Despite the increasing
appearance of these race incidents, privilege attempts to tell us these things
are not about race. Narratives are spun to reinforce this idea: “She was a
prostitute.” “They are just young, naïve boys.” “He stole cigars.” They are
made matters of class, citizen justice or law enforcement and any excuse is
made to stand in the place of the idea that race is at the core of these
incidents. The matrix of race-class-gender-sexuality-privilege, and their
unavoidable connection, is confusing to those who seek singularity in their
explanatory narratives, who would like it to be about just one thing.
But these factors cannot
be untethered, and their connection and complexity doesn’t make these incidents
any less about race. To argue that these incidents are not about race is a
silencing tactic and a distraction. It attempts to invalidate the lived
experience of blackness and is part of the constant reminders that the system
will defend itself, even in the face of its blatant contradictions. It will
attempt to defend the indefensible. Mike Brown will be remade in the image of a
thug. Cynthia Joni will be refashioned as a prostitute for the simple fact of
walking while black at 09:50am.
When oppressed groups
share their experience of the world, they are rarely heard and scarcely
believed. Lewis Gordon argues “the grammar of American ‘race and class
relations’, so to speak, is generally one of continued disavowal of their
legitimacy, of their being ancillary aberrations of an otherwise pristine
societal order”. His words have a profound echo in the South African context.
Claims to race are viewed as illegitimate by a social order that continually
seeks to disavow the black experience and seeks refuge in democratic discourse.
When President Barack
Obama stood up to address the American public, he remarked: “Communities of
colour are not making these problems up.” This comment has global resonance.

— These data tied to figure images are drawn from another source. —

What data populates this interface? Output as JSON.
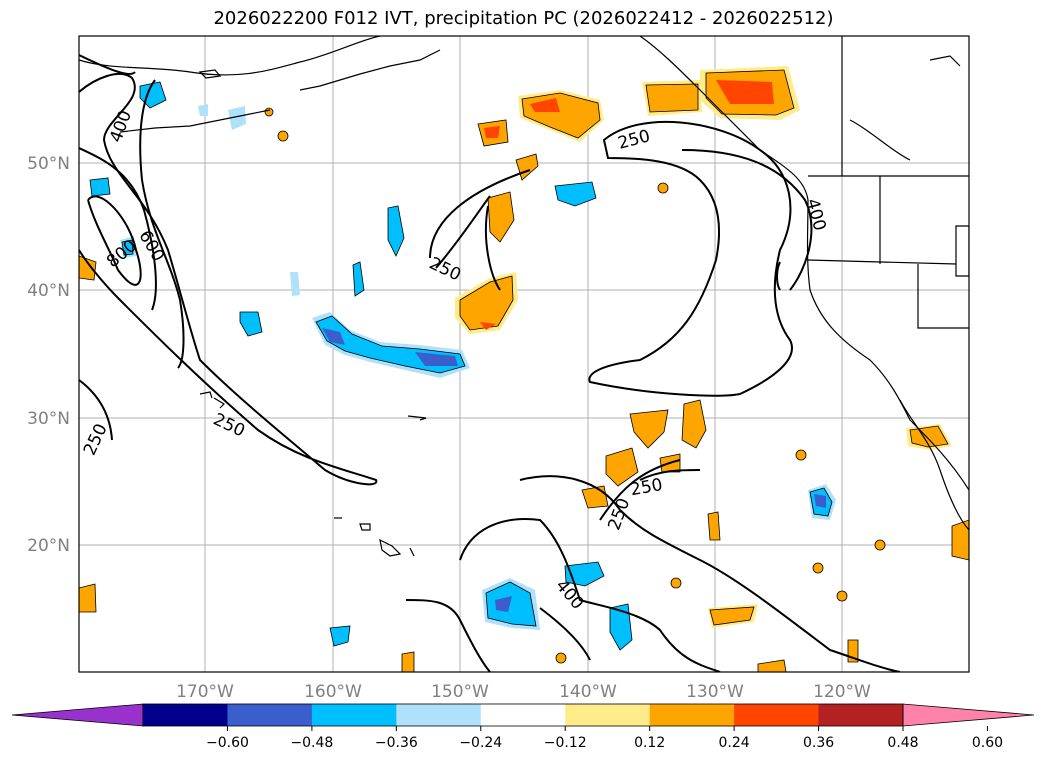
{
  "title": "2026022200 F012 IVT, precipitation PC (2026022412 - 2026022512)",
  "lat_labels": [
    "50°N",
    "40°N",
    "30°N",
    "20°N"
  ],
  "lon_labels": [
    "170°W",
    "160°W",
    "150°W",
    "140°W",
    "130°W",
    "120°W"
  ],
  "ivt_contour_labels": [
    "400",
    "800",
    "600",
    "250",
    "250",
    "250",
    "250",
    "250",
    "400",
    "250",
    "400"
  ],
  "colorbar": {
    "ticks": [
      "−0.60",
      "−0.48",
      "−0.36",
      "−0.24",
      "−0.12",
      "0.12",
      "0.24",
      "0.36",
      "0.48",
      "0.60"
    ],
    "colors": [
      "#9932cc",
      "#00008b",
      "#3a5fcd",
      "#00bfff",
      "#afe1fb",
      "#ffffff",
      "#ffeb8a",
      "#ffa500",
      "#ff4500",
      "#b22222",
      "#ff82ab"
    ]
  }
}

Those who experience the world differently, by virtue of racism or any other
oppressive system, often feel remarkably gaslit by a system that is designed to
protect, endorse and hold up the dominant reality as the only version of the
way things are. It produces narratives that say the reality of the oppressed is
the product of overactive imagination rather than rooted in lived fact.
Consequently, the rage
that oppressed groups feel is constantly invalidated. Offensive acts are
committed by “ghosts”, violence is trumped up by those committed to racial
mythology, dehumanising experiences are the product of overreaction and
hypersensitivity. Anything will be made to stand in the place of the way things
are. There is an appeal to “reason” and not rage, as if there is no logic to
the overwhelming anger that oppressed groups feel, as if this rage is divorced
from both real content and context. This rage does not lack content. It is
built on multiple, constant micro and hyper aggressions and repeated physical,
emotional, psychological and institutional violence. Its founding principles
are reality in stark colour. It is maintained through numerous factors that
include a justice system that operates as ‘codified terror’, and continually
appeals to the idea that it is able to operate outside the organising
principles of life.
The repetition of these
race events keeps the global black community in an endless cycle of
simultaneous frustration, anger, despondence, exhaustion, distress and utter
disillusionment. As Fanon argues, blackness is “haunted by a galaxy of erosive
stereotypes”. The law is upheld as the final bastion, as the institution that
will ensure justice for black bodies, but repeatedly fails to reflect the
conditions of black reality. From Ferguson to South Africa and beyond, black
reality has to constantly defend its existence against a system designed to
render it remarkably invisible and to see black people as problems. The words
of poet Jennifer Davids have profound resonance in articulating this
phenomenon, it seems: “We are locked/By particular associations/Of ages in
us/To the symbol/The word/And cannot reach/Beyond the limits of this cycle.”